As I mentioned before, the cancellation of Star Trek Explorer seems to have been planned because they announced in issue 13 that issue 14 would be the final issue, and they treat the final issue like a final issue. The problem is that I can't seem to find any reason for its cancellation. I can't find any information on the cancellation of any of the Star Trek magazines that I've talked about here. With Star Trek: Communicator it made sense, since Enterprise had been cancelled, the plans for a fifth Star Trek movie produced by Rick Berman (11th movie in total) had been scrapped, and there weren't any plans for Star Trek to continue on TV or in theatres. Yes, there were novels coming out, but IDW wouldn't get the Star Trek comic book license until 2007, so there really wasn't anything on the horizon for the franchise in 2005.

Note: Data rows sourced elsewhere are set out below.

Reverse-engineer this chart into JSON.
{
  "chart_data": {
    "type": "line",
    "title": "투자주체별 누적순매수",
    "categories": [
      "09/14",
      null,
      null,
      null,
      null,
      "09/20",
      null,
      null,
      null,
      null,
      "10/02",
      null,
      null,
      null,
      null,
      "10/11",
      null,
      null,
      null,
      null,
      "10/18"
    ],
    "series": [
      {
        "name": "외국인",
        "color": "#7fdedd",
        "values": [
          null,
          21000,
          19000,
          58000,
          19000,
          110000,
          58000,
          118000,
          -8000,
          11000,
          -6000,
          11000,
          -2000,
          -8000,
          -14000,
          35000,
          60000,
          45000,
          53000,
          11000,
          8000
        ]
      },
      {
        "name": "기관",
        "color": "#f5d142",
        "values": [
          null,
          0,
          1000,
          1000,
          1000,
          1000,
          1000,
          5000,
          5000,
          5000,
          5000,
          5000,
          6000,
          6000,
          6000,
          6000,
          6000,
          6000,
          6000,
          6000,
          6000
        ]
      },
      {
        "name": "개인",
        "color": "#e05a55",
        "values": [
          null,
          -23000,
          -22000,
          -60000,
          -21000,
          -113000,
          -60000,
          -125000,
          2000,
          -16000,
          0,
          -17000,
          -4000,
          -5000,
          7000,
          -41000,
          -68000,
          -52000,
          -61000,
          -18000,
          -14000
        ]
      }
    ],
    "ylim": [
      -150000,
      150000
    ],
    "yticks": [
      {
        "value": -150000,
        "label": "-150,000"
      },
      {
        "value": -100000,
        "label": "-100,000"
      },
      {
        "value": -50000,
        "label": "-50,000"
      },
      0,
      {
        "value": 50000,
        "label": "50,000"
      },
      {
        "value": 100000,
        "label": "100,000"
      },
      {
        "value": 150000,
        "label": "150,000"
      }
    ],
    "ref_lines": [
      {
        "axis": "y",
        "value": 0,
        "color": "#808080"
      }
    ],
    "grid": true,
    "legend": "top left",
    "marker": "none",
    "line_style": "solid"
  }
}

For Star Trek Explorer it doesn't make as much sense, because while Discovery, Picard, Lower Decks, and Prodigy have all ended, Strange New Worlds is going to be around until the end of the fifth season, and Starfleet Academy is going to be starting probably in 2026, if not late 2025. Though with Section 31 having flopped earlier this year, I doubt we'll see any further big event streaming movies from Star Trek. I also doubt we're going to see a big Star Trek theatrical feature film anytime soon either. Mostly because Paramount still wants to do a fourth movie set in the Kelvin Timeline even though the cast of those movies are so busy these days that getting them together for a fourth movie seems to be difficult currently. Even still there's still plenty of Star Trek to write about in magazine form, so it makes less sense to cancel Star Trek Explorer.

This is the first time in 43 years that there hasn't been a Star Trek magazine anywhere. During that year between the cancellation of Star Trek: Communicator and Titan Magazines bringing Star Trek Magazine to North America, UK fans at least had Star Trek Magazine to read. But, now, in 2025, this is the first time since 1982 that we don't have a Star Trek magazine to look forward to every month or every two months, however often the magazines of the past came out. Which is actually a bit sad, because these magazines are a chronicle of Star Trek's history.

The first magazine initially started publication, before Paramount officially endorsed it, when there were only two Star Trek shows, the original series from the '60s and the animated series from the early '70s, and a movie was about to come out. And while the magazine would only be available to members of the Official Star Trek Fan Club until 1988, when it started selling at newsstands and in grocery stores, bookstores etc, a Star Trek magazine has not only documented the evolution of the franchise, but of the Star Trek fandom too. As I mentioned earlier, in the very first issue that I ever got of any official Star Trek fan club produced magazine, the letters written by the fans that were published in the letters column, talked about "The Inner Light", which had just aired at the time the letters were written. That was back in 1992. And in that same issue, as well as the next issue after that, we were getting updates on DS9, including a breakdown of the cast and who they would be playing, as the show hadn't premiered yet.

That's going to be it for me for today, but I've got plenty to talk about on this blog, as well as on The Star Wars Journal, and Josh's Geek Cave. Until then, Live Long & Prosper!